IL CRINALE DEL TEMPO come abisso identitario, le nuove forme di cittadinanza possibili - la Spagna con Jordi Colomer rivendica il nomadismo e l’architettura mobile per una convivenza urbana non conflittuale -, l’emergenza delle migrazioni umane e la scomparsa del corpo annientato dal potere sono alcuni dei temi che circolano tra i padiglioni nazionali.
Il potentissimo Faust della tedesca Anne Imhof (che rappresenta la Germania) è uno specchio della brutalità contemporanea. Lo spazio mutato costringe il visitatore a un cammino disturbato. Pavimento e soffitto sono in vetro, dimora del controllo assoluto, struttura panottica che prevede anche cani doberman - con scorno degli animalisti e loro proteste -, oggetti sadomaso per l’addestramento, la tortura e pratiche erotiche estreme. Il nazismo è sempre alle porte, basta richiamarlo in campo. Così come la tentazione populista per dirigere le masse e il teatro del totalitarismo apparecchiato per la Russia da Grisha Bruskin.

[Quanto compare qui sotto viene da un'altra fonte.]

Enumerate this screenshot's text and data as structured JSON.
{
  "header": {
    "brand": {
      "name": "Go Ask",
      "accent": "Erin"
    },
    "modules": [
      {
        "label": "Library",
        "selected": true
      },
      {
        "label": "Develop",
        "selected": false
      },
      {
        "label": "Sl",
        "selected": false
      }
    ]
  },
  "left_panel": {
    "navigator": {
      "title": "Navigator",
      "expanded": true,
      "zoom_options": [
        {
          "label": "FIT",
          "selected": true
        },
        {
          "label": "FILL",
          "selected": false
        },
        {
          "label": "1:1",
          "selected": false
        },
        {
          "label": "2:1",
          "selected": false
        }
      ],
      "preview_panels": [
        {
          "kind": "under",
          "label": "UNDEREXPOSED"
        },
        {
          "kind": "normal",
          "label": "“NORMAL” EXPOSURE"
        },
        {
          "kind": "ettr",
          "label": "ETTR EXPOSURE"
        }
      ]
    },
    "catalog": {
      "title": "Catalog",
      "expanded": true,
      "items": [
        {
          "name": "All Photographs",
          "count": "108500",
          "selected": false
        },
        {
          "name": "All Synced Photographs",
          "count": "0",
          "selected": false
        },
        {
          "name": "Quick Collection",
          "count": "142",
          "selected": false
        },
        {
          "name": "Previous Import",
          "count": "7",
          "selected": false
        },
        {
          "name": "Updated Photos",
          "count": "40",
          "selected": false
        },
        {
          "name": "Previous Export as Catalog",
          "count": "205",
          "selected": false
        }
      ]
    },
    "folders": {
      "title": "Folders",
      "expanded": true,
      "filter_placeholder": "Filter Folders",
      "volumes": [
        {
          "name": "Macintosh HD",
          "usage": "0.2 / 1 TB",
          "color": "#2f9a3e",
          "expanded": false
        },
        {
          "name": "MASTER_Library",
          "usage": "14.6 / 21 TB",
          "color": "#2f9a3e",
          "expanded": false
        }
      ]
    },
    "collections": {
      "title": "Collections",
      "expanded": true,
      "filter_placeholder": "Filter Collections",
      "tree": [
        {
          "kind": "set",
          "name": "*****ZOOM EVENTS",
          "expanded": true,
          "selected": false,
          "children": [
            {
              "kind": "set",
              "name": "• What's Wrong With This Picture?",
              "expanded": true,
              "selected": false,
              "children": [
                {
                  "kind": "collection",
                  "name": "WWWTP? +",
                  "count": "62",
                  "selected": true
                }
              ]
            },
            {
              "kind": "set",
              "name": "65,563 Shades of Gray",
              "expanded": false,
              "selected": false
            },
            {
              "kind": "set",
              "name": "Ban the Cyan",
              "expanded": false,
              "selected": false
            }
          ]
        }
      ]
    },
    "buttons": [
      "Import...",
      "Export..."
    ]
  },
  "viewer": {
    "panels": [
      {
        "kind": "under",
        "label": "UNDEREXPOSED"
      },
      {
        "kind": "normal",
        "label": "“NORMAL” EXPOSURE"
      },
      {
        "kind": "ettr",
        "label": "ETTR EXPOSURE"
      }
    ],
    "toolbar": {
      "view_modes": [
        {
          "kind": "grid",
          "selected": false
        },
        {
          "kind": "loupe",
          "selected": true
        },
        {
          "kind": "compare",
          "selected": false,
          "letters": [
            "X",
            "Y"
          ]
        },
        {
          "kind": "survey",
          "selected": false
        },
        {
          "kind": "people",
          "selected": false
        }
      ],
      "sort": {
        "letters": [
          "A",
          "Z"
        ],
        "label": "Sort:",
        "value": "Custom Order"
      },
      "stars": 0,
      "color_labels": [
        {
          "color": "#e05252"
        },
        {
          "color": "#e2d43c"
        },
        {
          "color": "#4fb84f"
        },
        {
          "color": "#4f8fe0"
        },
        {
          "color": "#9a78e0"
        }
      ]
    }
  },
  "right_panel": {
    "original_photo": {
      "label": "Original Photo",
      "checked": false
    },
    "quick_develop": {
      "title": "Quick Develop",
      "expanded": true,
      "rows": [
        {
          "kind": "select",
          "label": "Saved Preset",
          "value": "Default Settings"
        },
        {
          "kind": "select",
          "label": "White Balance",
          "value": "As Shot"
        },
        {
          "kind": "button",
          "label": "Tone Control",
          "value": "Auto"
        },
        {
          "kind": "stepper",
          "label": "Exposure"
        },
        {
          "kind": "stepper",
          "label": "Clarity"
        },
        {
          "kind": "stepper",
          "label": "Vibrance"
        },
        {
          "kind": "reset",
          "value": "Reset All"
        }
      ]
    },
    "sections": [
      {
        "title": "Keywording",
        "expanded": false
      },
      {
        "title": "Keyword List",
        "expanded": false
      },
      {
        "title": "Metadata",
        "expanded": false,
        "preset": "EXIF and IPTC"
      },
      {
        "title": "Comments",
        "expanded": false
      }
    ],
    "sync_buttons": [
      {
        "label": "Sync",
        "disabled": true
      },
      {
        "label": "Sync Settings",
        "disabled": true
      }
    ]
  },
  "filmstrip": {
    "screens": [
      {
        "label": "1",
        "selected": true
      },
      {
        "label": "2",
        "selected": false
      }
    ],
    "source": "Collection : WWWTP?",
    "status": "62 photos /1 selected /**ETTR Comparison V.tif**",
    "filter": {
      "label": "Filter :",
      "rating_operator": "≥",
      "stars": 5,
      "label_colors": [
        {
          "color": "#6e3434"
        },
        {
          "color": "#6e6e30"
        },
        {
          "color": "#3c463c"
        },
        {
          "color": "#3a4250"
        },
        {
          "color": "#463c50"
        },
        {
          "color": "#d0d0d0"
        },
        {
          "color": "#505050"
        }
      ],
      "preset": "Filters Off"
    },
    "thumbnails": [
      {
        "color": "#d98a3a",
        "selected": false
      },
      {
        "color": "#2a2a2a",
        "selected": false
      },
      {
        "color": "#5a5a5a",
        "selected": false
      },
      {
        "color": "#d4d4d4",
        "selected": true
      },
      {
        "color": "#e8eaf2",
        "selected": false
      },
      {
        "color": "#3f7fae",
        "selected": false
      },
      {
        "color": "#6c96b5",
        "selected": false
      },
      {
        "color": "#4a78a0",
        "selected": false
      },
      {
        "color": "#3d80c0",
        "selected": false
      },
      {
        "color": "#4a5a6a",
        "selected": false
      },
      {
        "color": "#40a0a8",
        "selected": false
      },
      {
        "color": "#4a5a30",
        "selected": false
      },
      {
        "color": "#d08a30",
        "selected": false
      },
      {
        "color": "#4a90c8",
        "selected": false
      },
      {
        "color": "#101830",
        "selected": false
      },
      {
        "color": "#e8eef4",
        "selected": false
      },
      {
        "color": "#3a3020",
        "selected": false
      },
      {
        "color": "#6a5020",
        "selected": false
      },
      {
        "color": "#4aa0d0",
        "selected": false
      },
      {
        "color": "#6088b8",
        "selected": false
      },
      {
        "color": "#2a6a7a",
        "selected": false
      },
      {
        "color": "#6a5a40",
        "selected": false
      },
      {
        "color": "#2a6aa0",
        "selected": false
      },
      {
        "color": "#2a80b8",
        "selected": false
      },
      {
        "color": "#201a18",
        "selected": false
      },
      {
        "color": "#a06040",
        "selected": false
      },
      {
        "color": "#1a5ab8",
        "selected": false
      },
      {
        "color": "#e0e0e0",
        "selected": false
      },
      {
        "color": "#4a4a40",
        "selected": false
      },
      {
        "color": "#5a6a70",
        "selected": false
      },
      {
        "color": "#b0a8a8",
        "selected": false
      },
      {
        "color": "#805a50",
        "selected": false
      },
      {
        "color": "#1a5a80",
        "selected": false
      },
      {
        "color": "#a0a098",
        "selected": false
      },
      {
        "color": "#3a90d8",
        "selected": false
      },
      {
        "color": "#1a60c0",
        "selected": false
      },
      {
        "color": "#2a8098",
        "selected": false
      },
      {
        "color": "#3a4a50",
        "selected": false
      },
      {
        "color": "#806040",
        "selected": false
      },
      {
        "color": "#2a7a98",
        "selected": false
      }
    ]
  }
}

E se l’Italia si affida alla imitatio Christi nel laboratorio alchemico e futuribile di Roberto Cuoghi che allude a trasformazioni catastrofiche, l’americano Mark Bradford (per il padiglione degli Stati Uniti) cerca un riscatto dal suo nuovo presidente guerrafondaio e razzista con le buone azioni: insieme al partner locale Rio Terà dei Pensieri ha fondato un’associazione per sostenere i detenuti, aprendo un negozio dove vendere i loro prodotti artigianali.
MA È IL SUDAFRICA a porre la domanda più profonda con Love Story di Candice Breitz: cosa ascoltiamo veramente quando le persone raccontano brani di sé? Dove comincia la nostra indifferenza? Bambini soldati, rifugiate siriane, attiviste transgender, dissidenti politici - alcuni «narrati» da Julianne Moore e Alec Baldwin - si presentano fuori dall’anonimato in cui li obbligano i media. E ancora il sudafricano Mohau Modisakeng con lo struggente Passage riesce a filmare la diaspora africana (ma anche la scomparsa del proprio sé) su una barca alla deriva, «abitata» da un solo corpo, un tempo schiavo, oggi migrante.